Thanks to input from a reader (anon@October 13, 2011 4:03 PM), we know how Singapore is ranked according to the Global Pension Index 2011. The Melbourne Mercer Global Pension Index compares retirement income systems around the world and rates them based on their adequacy, sustainability and integrity.
The following table shows how Singapore fared when compared to 15 other countries:
The Singaporean index value fell from 59.6 in 2010 to 56.7 in 2011 due to a reduction in each of the three sub-indexes, including "Adequacy", which carries a weighting of 40 percent . The Adequacy sub-index represents the benefits that are currently being provided, such as "Benefits", "Savings", "Tax Support", "Benefit Design", and "Growth Assets", all of which must sound Greek to the average Singaporean.

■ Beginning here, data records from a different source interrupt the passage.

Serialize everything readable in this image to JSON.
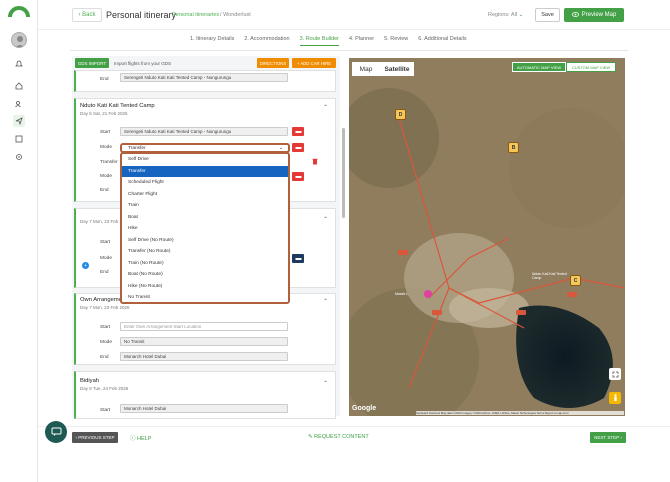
{
  "header": {
    "back_label": "Back",
    "title": "Personal itinerary",
    "crumb_1": "Personal itineraries",
    "crumb_sep": "/",
    "crumb_2": "Wonderlust",
    "regions_label": "Regions: All",
    "save_label": "Save",
    "preview_label": "Preview Map"
  },
  "steps": [
    {
      "label": "1. Itinerary Details",
      "active": false
    },
    {
      "label": "2. Accommodation",
      "active": false
    },
    {
      "label": "3. Route Builder",
      "active": true
    },
    {
      "label": "4. Planner",
      "active": false
    },
    {
      "label": "5. Review",
      "active": false
    },
    {
      "label": "6. Additional Details",
      "active": false
    }
  ],
  "toolbar": {
    "gds_label": "GDS IMPORT",
    "gds_text": "Import flights from your GDS",
    "directions_label": "DIRECTIONS",
    "car_hire_label": "+ ADD CAR HIRE"
  },
  "leg0": {
    "end_label": "End",
    "end_value": "Serengeti Nduto Kati Kati Tented Camp - Nungurungu"
  },
  "leg1": {
    "title": "Nduto Kati Kati Tented Camp",
    "subtitle": "Day 5 Sat, 21 Feb 2026",
    "start_label": "Start",
    "start_value": "Serengeti Nduto Kati Kati Tented Camp - Nungurungu",
    "mode_label": "Mode",
    "mode_value": "Transfer",
    "transfer_label": "Transfer",
    "mode2_label": "Mode",
    "end_label": "End"
  },
  "leg2": {
    "subtitle": "Day 7 Mon, 23 Feb 2026",
    "start_label": "Start",
    "mode_label": "Mode",
    "end_label": "End"
  },
  "dropdown": {
    "options": [
      "Self Drive",
      "Transfer",
      "Scheduled Flight",
      "Charter Flight",
      "Train",
      "Boat",
      "Hike",
      "Self Drive (No Route)",
      "Transfer (No Route)",
      "Train (No Route)",
      "Boat (No Route)",
      "Hike (No Route)",
      "No Transit"
    ],
    "selected_index": 1
  },
  "leg3": {
    "title": "Own Arrangement",
    "subtitle": "Day 7 Mon, 23 Feb 2026",
    "start_label": "Start",
    "start_placeholder": "Enter Own Arrangement Start Location",
    "mode_label": "Mode",
    "mode_value": "No Transit",
    "end_label": "End",
    "end_value": "Monarch Hotel Dubai"
  },
  "leg4": {
    "title": "Bidiyah",
    "subtitle": "Day 8 Tue, 24 Feb 2026",
    "start_label": "Start",
    "start_value": "Monarch Hotel Dubai"
  },
  "map": {
    "tab_map": "Map",
    "tab_satellite": "Satellite",
    "auto_view": "AUTOMATIC MAP VIEW",
    "custom_view": "CUSTOM MAP VIEW",
    "markers": [
      "D",
      "B",
      "C"
    ],
    "place_label": "Ndutu Kati Kati Tented Camp",
    "place_label2": "Masek L.",
    "google": "Google",
    "attribution": "Keyboard shortcuts  Map data ©2024 Imagery ©2024 Airbus, CNES / Airbus, Maxar Technologies   Terms   Report a map error"
  },
  "footer": {
    "prev_label": "PREVIOUS STEP",
    "help_label": "HELP",
    "request_label": "REQUEST CONTENT",
    "next_label": "NEXT STEP"
  },
  "colors": {
    "accent": "#43a047",
    "orange": "#ef8c00",
    "red": "#e53935",
    "navy": "#1e3a5f"
  }
}
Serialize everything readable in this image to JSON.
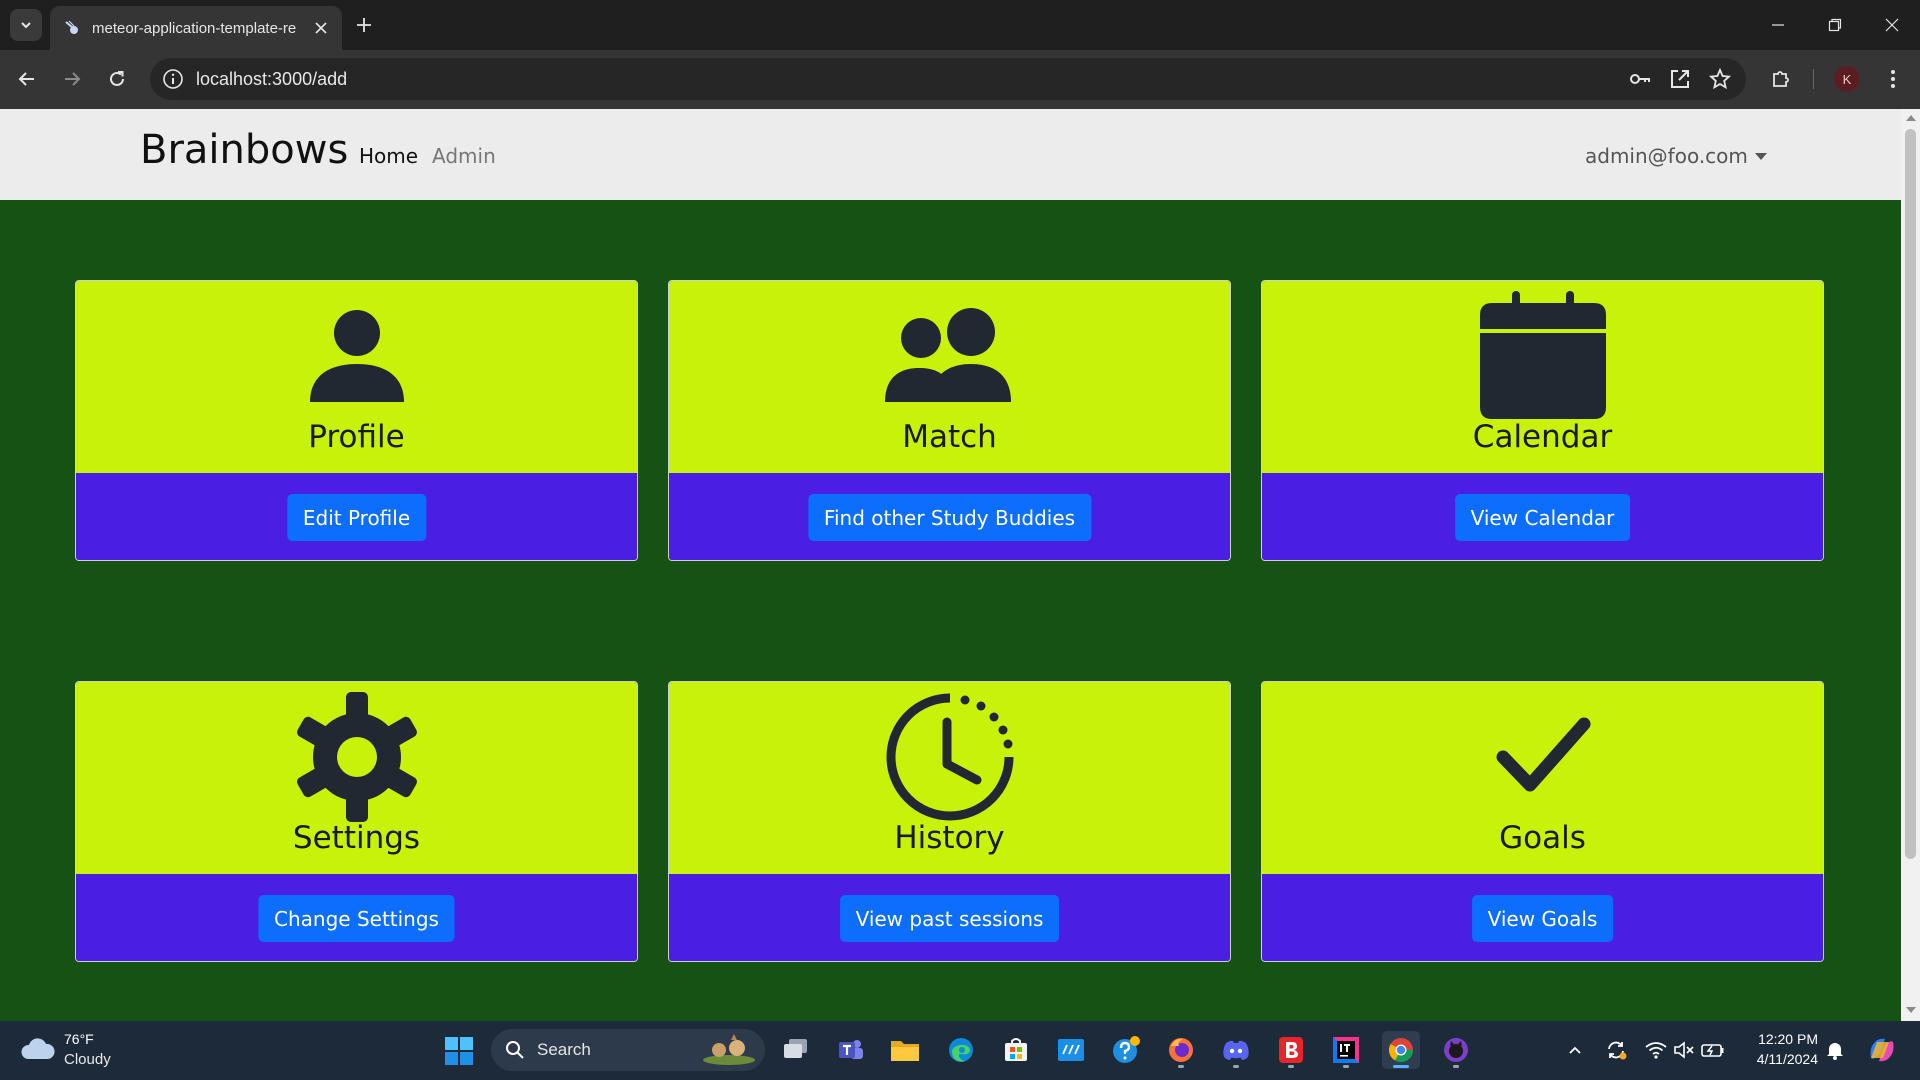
{
  "browser": {
    "tab_title": "meteor-application-template-re",
    "url": "localhost:3000/add",
    "profile_initial": "K"
  },
  "navbar": {
    "brand": "Brainbows",
    "links": [
      "Home",
      "Admin"
    ],
    "user": "admin@foo.com"
  },
  "cards": [
    {
      "title": "Profile",
      "icon": "person-icon",
      "button": "Edit Profile"
    },
    {
      "title": "Match",
      "icon": "people-icon",
      "button": "Find other Study Buddies"
    },
    {
      "title": "Calendar",
      "icon": "calendar-icon",
      "button": "View Calendar"
    },
    {
      "title": "Settings",
      "icon": "gear-icon",
      "button": "Change Settings"
    },
    {
      "title": "History",
      "icon": "clock-history-icon",
      "button": "View past sessions"
    },
    {
      "title": "Goals",
      "icon": "checkmark-icon",
      "button": "View Goals"
    }
  ],
  "colors": {
    "page_background": "#165214",
    "card_top": "#c8f20a",
    "card_bottom": "#4a1ee3",
    "button": "#0d6efd",
    "navbar": "#ececec"
  },
  "taskbar": {
    "weather_temp": "76°F",
    "weather_desc": "Cloudy",
    "search_label": "Search",
    "time": "12:20 PM",
    "date": "4/11/2024"
  }
}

The people who are enjoying these benefits seem to be in the top income tax bracket.
The report attributed the fall in index value to 56.7 in 2011 to several reasons: a lower net household saving rate, reduced pension coverage and the effect of some new investment rules. Let's hope the last bit does not refer the games that GIC and Temasek plays with our CPF.
Grade C (index value 50–65) is given to a system that has some good features, but also has major risks and/or shortcomings that should be addressed. Without these improvements, its efficacy and/or long-term sustainability are questionable.
Interestingly, mention is made of common challenges in flaky retirement income systems which include "Reducing the leakage from the retirement savings system prior to an individual’s retirement". Oh yes, we recognise the leak to the HDB coffers, but how to plug it?
Here's how the country stands in the overall scores:
1 Netherlands - 77.9
2 Australia - 75.0
3 Switzerland - 72.7
4 Sweden - 72.6
5 Canada - 69.1
6 United Kingdom - 66.0
7 Chile - 64.9
8 Poland - 58.6
9 Brazil - 58.4
10 United States - 58.1
11 Singapore - 56.7
12 France - 54.4
13 Germany - 54.2
14 Japan - 43.9
15 India - 43.4
16 China - 42.5
It looks like the Swiss standard of living is still a long way to go.